This paper on the judiciary in Pakistan focuses on issues of access and dispensation of justice, particularly at the local level (also known as “subordinate” or “lower” level judiciary). The paper has three sections. The first broadly introduces the debate on dispensation of justice and discusses the judicial system. The second takes into account issues regarding access to justice systems and their functionality vis-à-vis citizens. A brief analytical summary of reform efforts and recommendations form the concluding section.
In a broad conceptualization, “rule of law” (and dispensation of justice inter alia) is a defining characteristic of the modern nation-state. Since the nation-state stands on the edifice of a “social contract” between citizens and the state, the state is bound to function by the “rule of law” to ensure individual and collective rights and responsibilities of citizens. In the context of this broader conceptualization of the relationship between the citizen and the state, the constitution of the state represents the social contract since it is a document that binds citizens to the state and upholds the rule of law. The rule of law and the establishment of the nation-state are linked to the rise of modernity in the Enlightenment period in Europe from the 16th century onwards. Modernity is reflected, among other things, in feudalism being replaced by a capitalist mode of production and impersonal market relations, barter trade by an invisible exchange and communitarian values by individualism.
Access and dispensation of justice are thorny issues in Pakistan’s governance paradigm and in the day-to-day reality of its people. The situation is particularly alarming at the level of the district judiciary where “common” people approach courts to get justice. Dispensation of justice is quite a complicated issue and can be viewed from many angles:
Article 25(1) of the Constitution of Pakistan says, “All citizens are equal before law and are entitled to equal protection of law.” Despite this constitutional guarantee, the poor and the less influential sections of society face problems while accessing the institutions of justice. The common perception is that “there is no justice for the poor.” It is reflective of the fact that influential, rich and resourceful people can buy justice and deprive the poor of their property as well as their socio-political and legal rights.
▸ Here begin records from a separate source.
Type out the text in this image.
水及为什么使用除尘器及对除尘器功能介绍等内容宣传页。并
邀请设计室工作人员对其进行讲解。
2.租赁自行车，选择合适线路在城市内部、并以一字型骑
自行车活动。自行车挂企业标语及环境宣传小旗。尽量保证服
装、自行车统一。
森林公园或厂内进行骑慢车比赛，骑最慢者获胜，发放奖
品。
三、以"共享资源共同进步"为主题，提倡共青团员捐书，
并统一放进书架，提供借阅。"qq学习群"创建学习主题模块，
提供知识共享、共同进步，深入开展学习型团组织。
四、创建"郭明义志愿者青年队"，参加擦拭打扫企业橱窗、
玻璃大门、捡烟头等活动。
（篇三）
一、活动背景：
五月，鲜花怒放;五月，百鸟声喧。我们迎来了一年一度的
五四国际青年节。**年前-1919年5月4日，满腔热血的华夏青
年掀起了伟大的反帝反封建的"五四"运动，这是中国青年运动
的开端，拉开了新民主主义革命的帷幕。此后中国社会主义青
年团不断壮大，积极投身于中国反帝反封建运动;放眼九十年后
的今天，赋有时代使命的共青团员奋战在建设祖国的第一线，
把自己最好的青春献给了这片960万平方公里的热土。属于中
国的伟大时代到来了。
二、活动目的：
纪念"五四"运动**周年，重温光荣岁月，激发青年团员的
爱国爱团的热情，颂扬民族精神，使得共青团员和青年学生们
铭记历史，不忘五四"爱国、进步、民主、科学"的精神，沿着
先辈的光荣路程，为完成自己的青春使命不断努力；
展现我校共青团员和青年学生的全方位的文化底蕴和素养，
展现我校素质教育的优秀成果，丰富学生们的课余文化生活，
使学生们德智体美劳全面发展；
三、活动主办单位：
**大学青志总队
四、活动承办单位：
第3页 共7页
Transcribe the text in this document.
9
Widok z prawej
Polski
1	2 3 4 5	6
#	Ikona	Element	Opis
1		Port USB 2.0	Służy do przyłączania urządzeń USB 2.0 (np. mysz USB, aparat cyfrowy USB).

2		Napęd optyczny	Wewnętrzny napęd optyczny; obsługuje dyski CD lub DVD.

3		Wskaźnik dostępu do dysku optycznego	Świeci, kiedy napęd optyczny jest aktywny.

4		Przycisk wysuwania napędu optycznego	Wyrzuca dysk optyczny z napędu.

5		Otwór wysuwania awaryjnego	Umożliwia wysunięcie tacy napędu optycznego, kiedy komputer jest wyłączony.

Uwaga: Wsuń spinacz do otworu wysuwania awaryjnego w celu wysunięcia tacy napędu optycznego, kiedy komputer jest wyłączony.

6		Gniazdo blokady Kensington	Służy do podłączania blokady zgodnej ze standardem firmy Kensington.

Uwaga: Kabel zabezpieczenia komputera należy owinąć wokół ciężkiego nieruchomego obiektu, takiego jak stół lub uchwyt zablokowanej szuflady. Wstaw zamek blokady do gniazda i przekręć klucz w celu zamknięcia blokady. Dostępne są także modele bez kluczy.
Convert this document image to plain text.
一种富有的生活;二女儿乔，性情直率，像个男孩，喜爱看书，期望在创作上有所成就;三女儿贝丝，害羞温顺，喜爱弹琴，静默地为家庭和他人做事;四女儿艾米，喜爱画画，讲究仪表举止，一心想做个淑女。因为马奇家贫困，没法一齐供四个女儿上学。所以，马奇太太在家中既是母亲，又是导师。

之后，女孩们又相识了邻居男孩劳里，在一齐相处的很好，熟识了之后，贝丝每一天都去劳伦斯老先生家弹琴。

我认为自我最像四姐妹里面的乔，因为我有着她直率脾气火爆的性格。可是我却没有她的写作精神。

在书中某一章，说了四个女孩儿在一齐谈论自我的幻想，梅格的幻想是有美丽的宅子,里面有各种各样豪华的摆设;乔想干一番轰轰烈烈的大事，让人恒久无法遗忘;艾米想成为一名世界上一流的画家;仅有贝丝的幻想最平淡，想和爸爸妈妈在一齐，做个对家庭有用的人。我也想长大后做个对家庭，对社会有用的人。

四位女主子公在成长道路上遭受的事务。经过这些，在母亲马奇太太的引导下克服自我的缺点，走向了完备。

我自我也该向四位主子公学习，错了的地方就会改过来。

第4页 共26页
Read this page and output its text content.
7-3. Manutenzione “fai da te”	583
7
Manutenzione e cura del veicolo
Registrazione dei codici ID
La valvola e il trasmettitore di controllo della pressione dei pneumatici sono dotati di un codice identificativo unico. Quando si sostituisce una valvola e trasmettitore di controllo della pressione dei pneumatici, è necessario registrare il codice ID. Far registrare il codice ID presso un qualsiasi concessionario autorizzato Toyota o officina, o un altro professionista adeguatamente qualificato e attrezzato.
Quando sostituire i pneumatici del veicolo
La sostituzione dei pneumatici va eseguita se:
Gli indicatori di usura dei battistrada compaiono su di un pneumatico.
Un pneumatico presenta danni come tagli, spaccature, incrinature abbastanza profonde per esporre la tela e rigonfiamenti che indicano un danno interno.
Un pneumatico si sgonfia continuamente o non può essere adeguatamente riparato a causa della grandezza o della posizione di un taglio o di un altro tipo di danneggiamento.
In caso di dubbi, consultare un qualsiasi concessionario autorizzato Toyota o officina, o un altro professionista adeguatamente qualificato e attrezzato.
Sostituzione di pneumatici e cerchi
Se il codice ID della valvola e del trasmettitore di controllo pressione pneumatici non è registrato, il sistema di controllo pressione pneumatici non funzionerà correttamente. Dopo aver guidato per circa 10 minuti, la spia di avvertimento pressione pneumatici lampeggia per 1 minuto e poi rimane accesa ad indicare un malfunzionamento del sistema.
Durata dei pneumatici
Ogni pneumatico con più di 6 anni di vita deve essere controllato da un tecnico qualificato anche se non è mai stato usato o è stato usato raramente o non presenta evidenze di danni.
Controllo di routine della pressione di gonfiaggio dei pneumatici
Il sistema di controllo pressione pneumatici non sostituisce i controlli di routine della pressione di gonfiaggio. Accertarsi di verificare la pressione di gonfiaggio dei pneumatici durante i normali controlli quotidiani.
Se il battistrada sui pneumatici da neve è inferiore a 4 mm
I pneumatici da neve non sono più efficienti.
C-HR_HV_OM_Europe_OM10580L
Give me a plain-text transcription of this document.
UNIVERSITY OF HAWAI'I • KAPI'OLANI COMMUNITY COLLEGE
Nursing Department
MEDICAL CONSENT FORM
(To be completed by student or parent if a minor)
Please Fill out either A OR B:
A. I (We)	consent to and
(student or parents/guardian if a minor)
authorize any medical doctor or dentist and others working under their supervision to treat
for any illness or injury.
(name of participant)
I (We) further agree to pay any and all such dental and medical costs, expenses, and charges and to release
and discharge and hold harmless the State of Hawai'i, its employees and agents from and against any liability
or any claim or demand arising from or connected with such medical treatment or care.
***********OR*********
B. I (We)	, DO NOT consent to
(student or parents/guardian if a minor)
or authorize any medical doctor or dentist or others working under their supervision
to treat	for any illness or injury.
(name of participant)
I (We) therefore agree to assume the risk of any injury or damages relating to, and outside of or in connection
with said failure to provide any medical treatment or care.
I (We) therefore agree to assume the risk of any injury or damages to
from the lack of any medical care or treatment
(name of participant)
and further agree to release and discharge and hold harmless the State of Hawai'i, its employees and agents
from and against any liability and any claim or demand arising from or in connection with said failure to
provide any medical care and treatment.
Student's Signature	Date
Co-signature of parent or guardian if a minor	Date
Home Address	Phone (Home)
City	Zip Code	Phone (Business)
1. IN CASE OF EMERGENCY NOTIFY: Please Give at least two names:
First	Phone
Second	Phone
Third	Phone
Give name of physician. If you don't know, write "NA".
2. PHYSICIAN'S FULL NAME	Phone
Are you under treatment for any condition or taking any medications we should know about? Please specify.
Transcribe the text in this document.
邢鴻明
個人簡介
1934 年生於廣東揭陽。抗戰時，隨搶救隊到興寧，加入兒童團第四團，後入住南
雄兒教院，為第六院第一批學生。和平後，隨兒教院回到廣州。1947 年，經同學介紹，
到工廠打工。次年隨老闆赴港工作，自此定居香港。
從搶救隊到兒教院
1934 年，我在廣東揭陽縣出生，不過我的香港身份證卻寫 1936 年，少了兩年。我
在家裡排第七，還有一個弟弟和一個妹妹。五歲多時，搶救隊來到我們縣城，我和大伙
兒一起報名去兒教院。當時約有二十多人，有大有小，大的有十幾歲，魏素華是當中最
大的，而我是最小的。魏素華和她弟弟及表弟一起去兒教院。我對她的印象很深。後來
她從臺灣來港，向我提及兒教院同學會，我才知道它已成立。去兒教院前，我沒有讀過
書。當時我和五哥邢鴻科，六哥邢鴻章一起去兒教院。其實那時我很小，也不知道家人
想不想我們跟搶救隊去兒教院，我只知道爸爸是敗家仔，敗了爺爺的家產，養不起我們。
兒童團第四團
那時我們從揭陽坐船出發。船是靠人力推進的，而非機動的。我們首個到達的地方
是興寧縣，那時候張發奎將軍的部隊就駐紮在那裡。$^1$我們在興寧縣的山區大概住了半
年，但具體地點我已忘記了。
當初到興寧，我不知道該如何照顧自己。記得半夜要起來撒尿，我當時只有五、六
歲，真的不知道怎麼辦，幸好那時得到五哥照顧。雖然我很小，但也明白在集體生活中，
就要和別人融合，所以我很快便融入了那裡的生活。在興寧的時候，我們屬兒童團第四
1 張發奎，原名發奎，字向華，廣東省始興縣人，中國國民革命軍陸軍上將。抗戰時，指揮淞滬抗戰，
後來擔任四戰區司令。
Service-delivery and Governance:
Dispensation of justice is a basic service which the state provides to its citizens. Like provision of education, health, water, shelter, basic infrastructure and town and municipal services, it is obligatory. Its near dysfunctional status in the country is comparable to the performance of other public services such as public education and health. It is seen as a governance issue and the inability of the state to provide a credible and accessible justice system is interpreted as in indication of weakness of governance structures in the country.
Poverty, Justice and Growth:
Poverty can be defined not only in terms of low income (income poverty), but also as a lack of assets and opportunities, and the vulnerability and risks faced by the poor (poverty of opportunity). Access to justice and its fair dispensation provide an institutional asset that the poor need. Certain quarters, like the International Financial Institutions (IFIs), is of the view that rule of law serves the interests of both the business community as well as the poor. It is, therefore critical for economic growth as well as poverty reduction. In other words, the parameters of growth in business activity and addressing the institutional gaps of poverty are not mutually exclusive. Access to justice and its fair dispensation are critical both for economic growth (in terms of ensuring the validity of contracts) and realizing the rights of citizens, particularly the poor.
On the basis of these assertions, it is obvious that there is a need to reform the justice system in Pakistan, particularly from the point of view of the rights of the poor and less influential sections of society. The questions to address are :
How can this possibly be achieved?
What are the problems in the prevalent systems of justice?
What are the prevalent mechanisms of dispensation of justice in the formal and informal justice forums?
What is the nature of disputes?
What are the differences across the urban-rural divide?
What are the differences between various types of disputes, such as property, criminal and family?
What is the behavior of courts, members of the Bar and litigants?
How is the dispensation of justice related to existing power structures? And also, what happened to recommendations for reforms in the last five decades and where do we stand today?